Sorry Mary, you are ignorant. There is no bank that doesn’t keep a percentage of all cashed checks of their own. I don’t know a state in the US that has any regulation to prevent banks from doing that (Florida and Texas were the last 2 but they succumbed as well). And as far as I heard, it is a federal regulation that banks use to legalize their hefty check cashing fees.
There was a study of under banked households done by the FDIC, which found that most people simply do not want to be banked ?Çô 34% don’t have enough money; 31% think that banks are too costly; 25.8% don’t want to have a bank account. I’m really not sure what can change this attitude.
You just provided an answer to the riddle that ends your comment: lower fees, better service.
It’s all a matter of choice. Some people prefer payday loans and check-cashing services to bank accounts. Well, it’s their right. They chose it simply because they prefer it, for whatever reason. You like banks, they like cashing checks better and what’s wrong with that? Freedom of choice, among other things, is what makes America great.
What you haven’t addressed is why the poor incur bank fees. No one ever taught them how to balance a checkbook and track their money. While the fees of check cashers may seem excessive when looked at as an annual percentage, for each individual transaction, they do not look that bad, and there are no surprises, like overdraft fees, etc.
The biggest problem with banks is the never ending stream of fees that could potentially make checking accounts and debit cards more expensive than using a check-cashing service or payday loan.

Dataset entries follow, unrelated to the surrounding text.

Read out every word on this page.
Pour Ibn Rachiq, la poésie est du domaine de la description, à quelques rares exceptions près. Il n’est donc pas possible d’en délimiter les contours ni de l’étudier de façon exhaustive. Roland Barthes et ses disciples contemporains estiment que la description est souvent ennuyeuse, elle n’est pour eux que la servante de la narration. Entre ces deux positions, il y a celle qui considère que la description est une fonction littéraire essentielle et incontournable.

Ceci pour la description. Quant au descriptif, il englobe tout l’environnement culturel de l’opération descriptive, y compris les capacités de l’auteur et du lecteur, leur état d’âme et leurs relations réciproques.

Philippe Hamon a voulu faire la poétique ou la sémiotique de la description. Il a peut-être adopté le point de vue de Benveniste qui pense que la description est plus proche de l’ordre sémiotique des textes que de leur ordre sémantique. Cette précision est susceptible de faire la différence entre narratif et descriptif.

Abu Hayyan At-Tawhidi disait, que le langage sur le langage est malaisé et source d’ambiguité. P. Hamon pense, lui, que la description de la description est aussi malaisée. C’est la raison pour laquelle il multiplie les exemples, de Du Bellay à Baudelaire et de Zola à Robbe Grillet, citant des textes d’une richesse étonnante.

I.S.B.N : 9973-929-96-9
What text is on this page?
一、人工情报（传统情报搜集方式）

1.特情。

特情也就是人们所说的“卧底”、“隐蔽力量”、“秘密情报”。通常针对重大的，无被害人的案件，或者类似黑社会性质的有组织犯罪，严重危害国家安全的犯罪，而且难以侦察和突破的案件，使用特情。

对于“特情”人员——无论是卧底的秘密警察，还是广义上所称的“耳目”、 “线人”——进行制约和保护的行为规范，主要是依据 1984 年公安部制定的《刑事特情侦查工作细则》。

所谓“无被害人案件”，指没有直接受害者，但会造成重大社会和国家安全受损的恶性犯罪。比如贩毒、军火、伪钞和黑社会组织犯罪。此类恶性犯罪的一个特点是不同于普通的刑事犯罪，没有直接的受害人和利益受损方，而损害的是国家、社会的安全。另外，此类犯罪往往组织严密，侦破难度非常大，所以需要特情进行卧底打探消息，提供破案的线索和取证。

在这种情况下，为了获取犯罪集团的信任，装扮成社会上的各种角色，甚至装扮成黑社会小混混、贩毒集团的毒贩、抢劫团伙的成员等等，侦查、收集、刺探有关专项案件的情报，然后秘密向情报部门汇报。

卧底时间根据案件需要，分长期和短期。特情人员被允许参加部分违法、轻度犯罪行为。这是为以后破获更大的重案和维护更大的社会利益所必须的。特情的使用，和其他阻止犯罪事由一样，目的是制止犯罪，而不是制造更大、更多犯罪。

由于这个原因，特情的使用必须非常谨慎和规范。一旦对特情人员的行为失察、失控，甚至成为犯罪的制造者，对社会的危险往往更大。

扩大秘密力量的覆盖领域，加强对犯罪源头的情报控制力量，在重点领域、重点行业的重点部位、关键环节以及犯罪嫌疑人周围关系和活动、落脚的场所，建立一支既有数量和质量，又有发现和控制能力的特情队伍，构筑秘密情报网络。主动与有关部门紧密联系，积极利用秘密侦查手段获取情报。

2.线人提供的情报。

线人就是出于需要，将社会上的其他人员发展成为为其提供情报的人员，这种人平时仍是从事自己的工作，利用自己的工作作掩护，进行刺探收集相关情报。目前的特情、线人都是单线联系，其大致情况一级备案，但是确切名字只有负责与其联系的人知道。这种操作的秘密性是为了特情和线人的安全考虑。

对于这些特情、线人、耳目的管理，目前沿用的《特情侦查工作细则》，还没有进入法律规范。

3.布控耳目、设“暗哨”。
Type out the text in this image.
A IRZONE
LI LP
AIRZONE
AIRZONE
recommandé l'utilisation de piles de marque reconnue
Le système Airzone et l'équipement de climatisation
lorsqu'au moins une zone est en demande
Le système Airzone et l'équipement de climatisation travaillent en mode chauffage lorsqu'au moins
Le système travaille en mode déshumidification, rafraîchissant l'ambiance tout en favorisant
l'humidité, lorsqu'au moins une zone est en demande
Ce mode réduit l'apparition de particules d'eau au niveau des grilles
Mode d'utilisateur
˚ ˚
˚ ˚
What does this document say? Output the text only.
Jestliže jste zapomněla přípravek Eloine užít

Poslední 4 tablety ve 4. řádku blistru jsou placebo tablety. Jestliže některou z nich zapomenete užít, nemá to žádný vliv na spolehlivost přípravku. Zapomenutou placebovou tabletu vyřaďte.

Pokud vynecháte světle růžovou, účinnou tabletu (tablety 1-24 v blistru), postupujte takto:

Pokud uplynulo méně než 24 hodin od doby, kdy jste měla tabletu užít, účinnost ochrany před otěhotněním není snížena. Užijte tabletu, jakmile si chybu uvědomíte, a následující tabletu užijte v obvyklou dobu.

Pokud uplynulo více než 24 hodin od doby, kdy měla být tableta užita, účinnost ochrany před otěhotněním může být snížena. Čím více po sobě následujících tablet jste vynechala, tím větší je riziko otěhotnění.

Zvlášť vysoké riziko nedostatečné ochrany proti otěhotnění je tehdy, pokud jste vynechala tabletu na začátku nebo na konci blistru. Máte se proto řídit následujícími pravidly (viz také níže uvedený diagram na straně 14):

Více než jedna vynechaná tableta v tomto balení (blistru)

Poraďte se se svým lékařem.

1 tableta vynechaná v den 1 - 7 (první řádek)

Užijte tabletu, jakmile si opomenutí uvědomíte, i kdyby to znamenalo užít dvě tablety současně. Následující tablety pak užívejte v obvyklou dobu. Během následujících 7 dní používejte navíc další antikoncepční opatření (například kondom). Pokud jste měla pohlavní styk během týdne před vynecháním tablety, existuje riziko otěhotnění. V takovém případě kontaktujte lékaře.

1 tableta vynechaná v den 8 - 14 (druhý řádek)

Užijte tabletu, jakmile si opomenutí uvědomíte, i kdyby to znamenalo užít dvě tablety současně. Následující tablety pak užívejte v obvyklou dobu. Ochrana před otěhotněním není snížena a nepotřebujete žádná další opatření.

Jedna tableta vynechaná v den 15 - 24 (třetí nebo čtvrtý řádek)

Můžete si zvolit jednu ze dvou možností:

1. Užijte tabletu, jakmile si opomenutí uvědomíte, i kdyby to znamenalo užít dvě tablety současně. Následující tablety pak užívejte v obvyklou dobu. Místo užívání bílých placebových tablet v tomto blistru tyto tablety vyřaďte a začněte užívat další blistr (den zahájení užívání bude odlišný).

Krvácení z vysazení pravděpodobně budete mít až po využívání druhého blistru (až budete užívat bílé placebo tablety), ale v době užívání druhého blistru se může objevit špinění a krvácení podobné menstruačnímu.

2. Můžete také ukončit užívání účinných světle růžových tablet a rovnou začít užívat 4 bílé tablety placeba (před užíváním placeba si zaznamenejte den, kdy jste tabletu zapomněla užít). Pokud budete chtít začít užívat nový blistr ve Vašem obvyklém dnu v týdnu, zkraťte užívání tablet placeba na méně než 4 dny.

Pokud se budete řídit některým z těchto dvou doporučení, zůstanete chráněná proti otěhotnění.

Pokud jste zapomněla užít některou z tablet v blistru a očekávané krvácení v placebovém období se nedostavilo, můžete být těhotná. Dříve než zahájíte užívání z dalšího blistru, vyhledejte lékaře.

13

Add to that the lack of education of many consumers who just don’t know how to manage a check book or use a debit card and you get to the heart of the issue. This won’t be easily changed.
If the “unbanked” could somehow be taught how to use a credit card properly (let’s assume that they could get approved for a credit card) that would be the best way to wean them off of payday loans. In fact, now that overdraft fees are more difficult to assess, teaching them how to use a checking account would do the same trick just as well. The thing is that a credit card is the best way to pay for things as long as you are paying off the balance at the end of the month.
The truth is that these people aren’t intellegent enough to use a regular bank account and there is nothing we can do to change that reality. I think way too much time is spent trying to figure out what to do to get them into mainstream banking. It just won’rt happen, so we should just move on.
Let me be blunt. Having a checking account and knowing how to use it and the attached debit card requires forethought and self-control, which is in direct contradiction to the needs of the people most likely to be unbanked. This is just a statement of the facts. There will always be people who make decisions that are against their best interest and there is nothing that can be done to prevent them from hurting themselves.
Check cashing services are for people living paycheck to paycheck and checking accounts are for consumers who have money left after they have paid their all bills and purchase. Those who live from one check to another don’t have any extra money which is why they don’t need bank accounts.
The unbanked are more interested in getting cash to pay their bills than anything else. Giving them access to a simple savings account that earns them interest and allows them to make free withdrawals would be a lot more efficient. The unbanked can withdraw the money they need to buy money orders to pay bills. Or alternatively they may like the experience and open up a checking account as well.